The only fiber-based label-free fiber-based senor targeting the nucleocapsid protein of SARS-CoV-2 is the one reported in (Jia et al., 2021). The experimental results showed that the aptasensor could detect the N protein in nM concentration within 3 min. Knowing that the sensing system is based on the tapered microfiber, the presented analysis can also be considered low-volume. Although the system's performance reached nM concentration of protein N the system had some drawbacks. Based on the authors' analysis, the graphene oxide (GO) layer introduced on the sensor’s surface indeed modified the surface by introducing new functional groups. However, the GO irregularity might also introduce some interruptions or influence the repeatability of the sensor’s fabrication. Moreover, GO, and chosen receptors were immobilized on the surface only through electrostatic interactions, which may be disturbed during the experiment. The authors also reported that aptamers might not completely cover the GO coating. Despite this, no blocking step after receptor immobilization had been introduced, and therefore non-specific interactions could occur.

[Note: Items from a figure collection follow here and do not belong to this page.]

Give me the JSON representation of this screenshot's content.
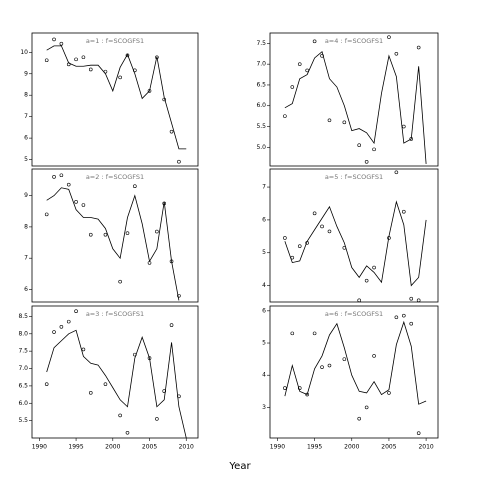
{
  "xlabel": "Year",
  "chart_data": [
    {
      "type": "line",
      "title": "a=1 : f=SCOGFS1",
      "color": "#000000",
      "x": [
        1991,
        1992,
        1993,
        1994,
        1995,
        1996,
        1997,
        1998,
        1999,
        2000,
        2001,
        2002,
        2003,
        2004,
        2005,
        2006,
        2007,
        2008,
        2009,
        2010
      ],
      "series": [
        {
          "style": "points",
          "values": [
            9.63,
            10.6,
            10.4,
            9.44,
            9.67,
            9.77,
            9.2,
            null,
            9.1,
            null,
            8.83,
            9.86,
            9.16,
            null,
            8.2,
            9.77,
            7.8,
            6.3,
            4.9,
            null
          ]
        },
        {
          "style": "line",
          "values": [
            10.1,
            10.3,
            10.3,
            9.5,
            9.35,
            9.35,
            9.4,
            9.4,
            9.0,
            8.2,
            9.3,
            9.9,
            9.0,
            7.85,
            8.2,
            9.8,
            7.9,
            6.7,
            5.5,
            5.5
          ]
        }
      ],
      "xlim": [
        1989,
        2011.6
      ],
      "ylim": [
        4.7,
        10.9
      ],
      "yticks": [
        5,
        6,
        7,
        8,
        9,
        10
      ]
    },
    {
      "type": "line",
      "title": "a=2 : f=SCOGFS1",
      "color": "#000000",
      "x": [
        1991,
        1992,
        1993,
        1994,
        1995,
        1996,
        1997,
        1998,
        1999,
        2000,
        2001,
        2002,
        2003,
        2004,
        2005,
        2006,
        2007,
        2008,
        2009,
        2010
      ],
      "series": [
        {
          "style": "points",
          "values": [
            8.4,
            9.6,
            9.65,
            9.35,
            8.8,
            8.7,
            7.75,
            null,
            7.75,
            null,
            6.25,
            7.8,
            9.3,
            null,
            6.85,
            7.85,
            8.75,
            6.9,
            5.8,
            null
          ]
        },
        {
          "style": "line",
          "values": [
            8.85,
            9.0,
            9.25,
            9.2,
            8.55,
            8.3,
            8.3,
            8.25,
            7.95,
            7.3,
            7.0,
            8.3,
            9.0,
            8.1,
            6.9,
            7.3,
            8.8,
            6.9,
            5.65,
            null
          ]
        }
      ],
      "xlim": [
        1989,
        2011.6
      ],
      "ylim": [
        5.6,
        9.85
      ],
      "yticks": [
        6,
        7,
        8,
        9
      ]
    },
    {
      "type": "line",
      "title": "a=3 : f=SCOGFS1",
      "color": "#000000",
      "x": [
        1991,
        1992,
        1993,
        1994,
        1995,
        1996,
        1997,
        1998,
        1999,
        2000,
        2001,
        2002,
        2003,
        2004,
        2005,
        2006,
        2007,
        2008,
        2009,
        2010
      ],
      "series": [
        {
          "style": "points",
          "values": [
            6.55,
            8.05,
            8.2,
            8.35,
            8.65,
            7.55,
            6.3,
            null,
            6.55,
            null,
            5.65,
            5.15,
            7.4,
            null,
            7.3,
            5.55,
            6.35,
            8.25,
            6.2,
            null
          ]
        },
        {
          "style": "line",
          "values": [
            6.9,
            7.6,
            7.8,
            8.0,
            8.1,
            7.35,
            7.15,
            7.1,
            6.8,
            6.45,
            6.1,
            5.9,
            7.3,
            7.9,
            7.3,
            5.9,
            6.1,
            7.75,
            5.9,
            5.0
          ]
        }
      ],
      "xlim": [
        1989,
        2011.6
      ],
      "ylim": [
        5.0,
        8.8
      ],
      "xticks": [
        1990,
        1995,
        2000,
        2005,
        2010
      ],
      "yticks": [
        5.5,
        {
          "value": 6,
          "label": "6.0"
        },
        6.5,
        {
          "value": 7,
          "label": "7.0"
        },
        7.5,
        {
          "value": 8,
          "label": "8.0"
        },
        8.5
      ]
    },
    {
      "type": "line",
      "title": "a=4 : f=SCOGFS1",
      "color": "#000000",
      "x": [
        1991,
        1992,
        1993,
        1994,
        1995,
        1996,
        1997,
        1998,
        1999,
        2000,
        2001,
        2002,
        2003,
        2004,
        2005,
        2006,
        2007,
        2008,
        2009,
        2010
      ],
      "series": [
        {
          "style": "points",
          "values": [
            5.75,
            6.45,
            7.0,
            6.85,
            7.55,
            7.2,
            5.65,
            null,
            5.6,
            null,
            5.05,
            4.65,
            4.95,
            null,
            7.65,
            7.25,
            5.5,
            5.2,
            7.4,
            null
          ]
        },
        {
          "style": "line",
          "values": [
            5.95,
            6.05,
            6.65,
            6.75,
            7.15,
            7.3,
            6.65,
            6.45,
            6.0,
            5.4,
            5.45,
            5.35,
            5.1,
            6.3,
            7.2,
            6.7,
            5.1,
            5.2,
            6.95,
            4.6
          ]
        }
      ],
      "xlim": [
        1989,
        2011.6
      ],
      "ylim": [
        4.55,
        7.75
      ],
      "yticks": [
        {
          "value": 5,
          "label": "5.0"
        },
        5.5,
        {
          "value": 6,
          "label": "6.0"
        },
        6.5,
        {
          "value": 7,
          "label": "7.0"
        },
        7.5
      ]
    },
    {
      "type": "line",
      "title": "a=5 : f=SCOGFS1",
      "color": "#000000",
      "x": [
        1991,
        1992,
        1993,
        1994,
        1995,
        1996,
        1997,
        1998,
        1999,
        2000,
        2001,
        2002,
        2003,
        2004,
        2005,
        2006,
        2007,
        2008,
        2009,
        2010
      ],
      "series": [
        {
          "style": "points",
          "values": [
            5.45,
            4.85,
            5.2,
            5.3,
            6.2,
            5.8,
            5.65,
            null,
            5.15,
            null,
            3.55,
            4.15,
            4.55,
            null,
            5.45,
            7.45,
            6.25,
            3.6,
            3.55,
            null
          ]
        },
        {
          "style": "line",
          "values": [
            5.35,
            4.7,
            4.75,
            5.35,
            5.7,
            6.05,
            6.4,
            5.8,
            5.3,
            4.55,
            4.25,
            4.6,
            4.4,
            4.1,
            5.5,
            6.55,
            5.85,
            4.0,
            4.25,
            6.0
          ]
        }
      ],
      "xlim": [
        1989,
        2011.6
      ],
      "ylim": [
        3.5,
        7.55
      ],
      "yticks": [
        4,
        5,
        6,
        7
      ]
    },
    {
      "type": "line",
      "title": "a=6 : f=SCOGFS1",
      "color": "#000000",
      "x": [
        1991,
        1992,
        1993,
        1994,
        1995,
        1996,
        1997,
        1998,
        1999,
        2000,
        2001,
        2002,
        2003,
        2004,
        2005,
        2006,
        2007,
        2008,
        2009,
        2010
      ],
      "series": [
        {
          "style": "points",
          "values": [
            3.6,
            5.3,
            3.6,
            3.4,
            5.3,
            4.25,
            4.3,
            null,
            4.5,
            null,
            2.65,
            3.0,
            4.6,
            null,
            3.45,
            5.8,
            5.85,
            5.6,
            2.2,
            null
          ]
        },
        {
          "style": "line",
          "values": [
            3.35,
            4.3,
            3.5,
            3.4,
            4.2,
            4.6,
            5.25,
            5.6,
            4.85,
            4.0,
            3.5,
            3.45,
            3.8,
            3.4,
            3.55,
            4.95,
            5.65,
            4.9,
            3.1,
            3.2
          ]
        }
      ],
      "xlim": [
        1989,
        2011.6
      ],
      "ylim": [
        2.05,
        6.15
      ],
      "xticks": [
        1990,
        1995,
        2000,
        2005,
        2010
      ],
      "yticks": [
        3,
        4,
        5,
        6
      ]
    }
  ]
}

In this work, µIMZI, compared to the abovementioned sensors, excels in one-step, repeatable fabrication. Moreover, it is universally applicable, making the sensor suitable for detecting any target based on the proper receptor and chemical modification design of the sensor’s surface. Considering the size of the presented sensor and the pL volume analysis, the assay is highly compatible with point-of-care field applications. It may be multiplexed in the future, targeting more than one virus’ protein. This, in turn, could provide additional information on the virus variant/mutation and, therefore, accelerate the decision on the proper treatment choice. It must also be noted that the application of fiber optic for signal transmission enables the separation between a potentially contaminated measurement point from the signal processing setup, which may significantly improve healthcare staff security. The data analyzing device can be placed in a safe and clean localization shielded from contaminated localization.

Conclusions

In this work, we reported the first microcavity-based fiber optic sensor for virus detection on the example of SARS-CoV-2 VLPs serving as a surrogate system with the use of custom-made biological components. The reported technology allows fast, direct, label-free, specific, and highly sensitive detection of the chosen targets. The lowest detectable value of the demonstrated real-time measurements for the biosensor detecting the SARS-CoV-2 VLP reached single ng/mL. Negative controls and ELISA assay revealed high specificity against different upper respiratory tract viruses, which are often interfering species naturally present in the patients’ samples. What needs to be emphasized, the presented sensor operates at the pL level volume of samples. Therefore, except for detection, the µIMZI could also be utilized to study, analyze and validate the interactions between the low-concentration/low-volume receptors and chosen targets. These, in turn, are critical to both fundamental research, drug discovery, and the development of new sensing platforms, which are crucial, especially at the time of outbreaks, when a new etiological agent, such as SARS-CoV-2 emerges.